WHO shuts down operation in Pakistan's Baluchistan

Decision taken after killing of four anti-polio workers in state capital on Wednesday

WHO shuts down operation in Pakistan's Baluchistan

World Bulletin/News Desk

Shaken by successive attacks on anti-polio vaccinators, the World Health Organization, or WHO, has shut down all its operations in Pakistan’s southwestern Baluchistan province, officials said on Thursday.

The decision is seen as a response to the latest attack on anti-polio workers in the state capital Quetta on Wednesday, in which four vaccinators - including three women - were gunned down in broad daylight.

“All our operations, including an ongoing anti-polio campaign, will remain suspended in Baluchistan until we are given new orders,” a senior WHO official told The Anadolu Agency on condition of anonymity.

“A decision to this effect has been taken in view of the current security and law and order situation in the province,” she added.

The Baluchistan government also sent an advisor to workers of UNICEF and other UN-affiliated organizations operating in the province, in order to restrict their movement till further orders. 

Anti-polio vaccinators have been facing huge risks to their lives by administrating polio drops to children in various parts of the country, especially in southwestern Baluchistan and northwestern Khyber Pakhtunkhawa provinces, and their adjoining tribal belt.

According to local media reports, at least 39 vaccinators have lost their lives, while scores of volunteers have faced death threats.

The outlawed Tehrik-e-Taliban Pakistan movement is presumed to be behind these attacks, as the group has previously hurled numerous threats to vaccinators to stay away from the anti-polio campaign.

Tehrik-e-Taliban Pakistan is a mother coalition of different militant outfits operating in Pakistan.

They are also known as the Pakistani Taliban and have been on the run following a large-scale military onslaught in restless north Afghanistan.

The Pakistani Taliban opposed the anti-polio campaign after a Pakistani doctor was accused of helping the CIA find Osama bin Laden’s trail in the country in 2010.

Dr.

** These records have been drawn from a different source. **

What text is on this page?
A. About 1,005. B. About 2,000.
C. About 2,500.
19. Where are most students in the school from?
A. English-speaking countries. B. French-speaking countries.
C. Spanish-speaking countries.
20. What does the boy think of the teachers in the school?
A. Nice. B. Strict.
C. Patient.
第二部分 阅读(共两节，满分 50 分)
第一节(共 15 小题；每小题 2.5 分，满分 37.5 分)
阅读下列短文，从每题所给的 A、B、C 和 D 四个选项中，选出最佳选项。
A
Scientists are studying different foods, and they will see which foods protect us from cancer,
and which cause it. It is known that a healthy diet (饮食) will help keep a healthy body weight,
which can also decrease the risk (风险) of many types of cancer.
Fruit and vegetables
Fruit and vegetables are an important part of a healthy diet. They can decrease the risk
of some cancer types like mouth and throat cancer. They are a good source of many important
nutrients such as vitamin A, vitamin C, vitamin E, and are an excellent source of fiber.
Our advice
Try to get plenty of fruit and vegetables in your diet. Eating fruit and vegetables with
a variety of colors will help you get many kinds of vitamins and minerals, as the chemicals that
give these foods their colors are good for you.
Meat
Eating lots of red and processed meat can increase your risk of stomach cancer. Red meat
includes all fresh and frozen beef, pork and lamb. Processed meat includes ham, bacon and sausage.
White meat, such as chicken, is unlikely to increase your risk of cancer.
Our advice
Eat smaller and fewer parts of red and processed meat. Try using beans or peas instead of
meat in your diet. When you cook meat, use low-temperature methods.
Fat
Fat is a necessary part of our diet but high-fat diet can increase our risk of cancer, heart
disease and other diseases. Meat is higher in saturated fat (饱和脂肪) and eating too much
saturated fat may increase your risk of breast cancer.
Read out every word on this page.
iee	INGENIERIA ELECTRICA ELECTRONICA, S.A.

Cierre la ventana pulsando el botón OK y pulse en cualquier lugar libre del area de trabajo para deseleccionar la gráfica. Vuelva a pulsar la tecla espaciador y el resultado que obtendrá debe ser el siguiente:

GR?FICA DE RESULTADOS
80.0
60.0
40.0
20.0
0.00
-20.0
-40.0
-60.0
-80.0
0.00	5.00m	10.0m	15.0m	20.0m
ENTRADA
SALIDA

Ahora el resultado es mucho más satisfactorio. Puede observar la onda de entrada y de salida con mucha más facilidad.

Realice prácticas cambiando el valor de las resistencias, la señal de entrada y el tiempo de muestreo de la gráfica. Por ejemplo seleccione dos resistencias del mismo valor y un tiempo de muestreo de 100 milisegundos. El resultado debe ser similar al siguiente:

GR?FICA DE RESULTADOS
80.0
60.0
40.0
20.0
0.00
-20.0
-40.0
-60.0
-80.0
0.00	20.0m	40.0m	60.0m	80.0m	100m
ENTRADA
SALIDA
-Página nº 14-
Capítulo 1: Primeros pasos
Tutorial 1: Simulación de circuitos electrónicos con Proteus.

Shakil Afridi had reportedly launched a polio campaign in a neighborhood of Pakistan’s Abbottabad city at the behest of the American spy agency in an effort to profile the DNA of the al-Qaeda leader’s children.

Afridi was tried for treason and continues to languish in a Pakistani jail. 

Pakistan is one of three countries, including Nigeria and Afghanistan, where the polio virus is endemic.

The South Asian Muslim state was already placed under World Health Organization travel restrictions in June, in a bid to contain the spread of polio.

Some 254 polio cases – 80 percent from the northwestern tribal belt, which is plagued by constant fighting – have been reported in Pakistan this year. 

The federal and state governments have been struggling to contain the crippling disease; however, consistent attacks on vaccinators have badly undermined their efforts.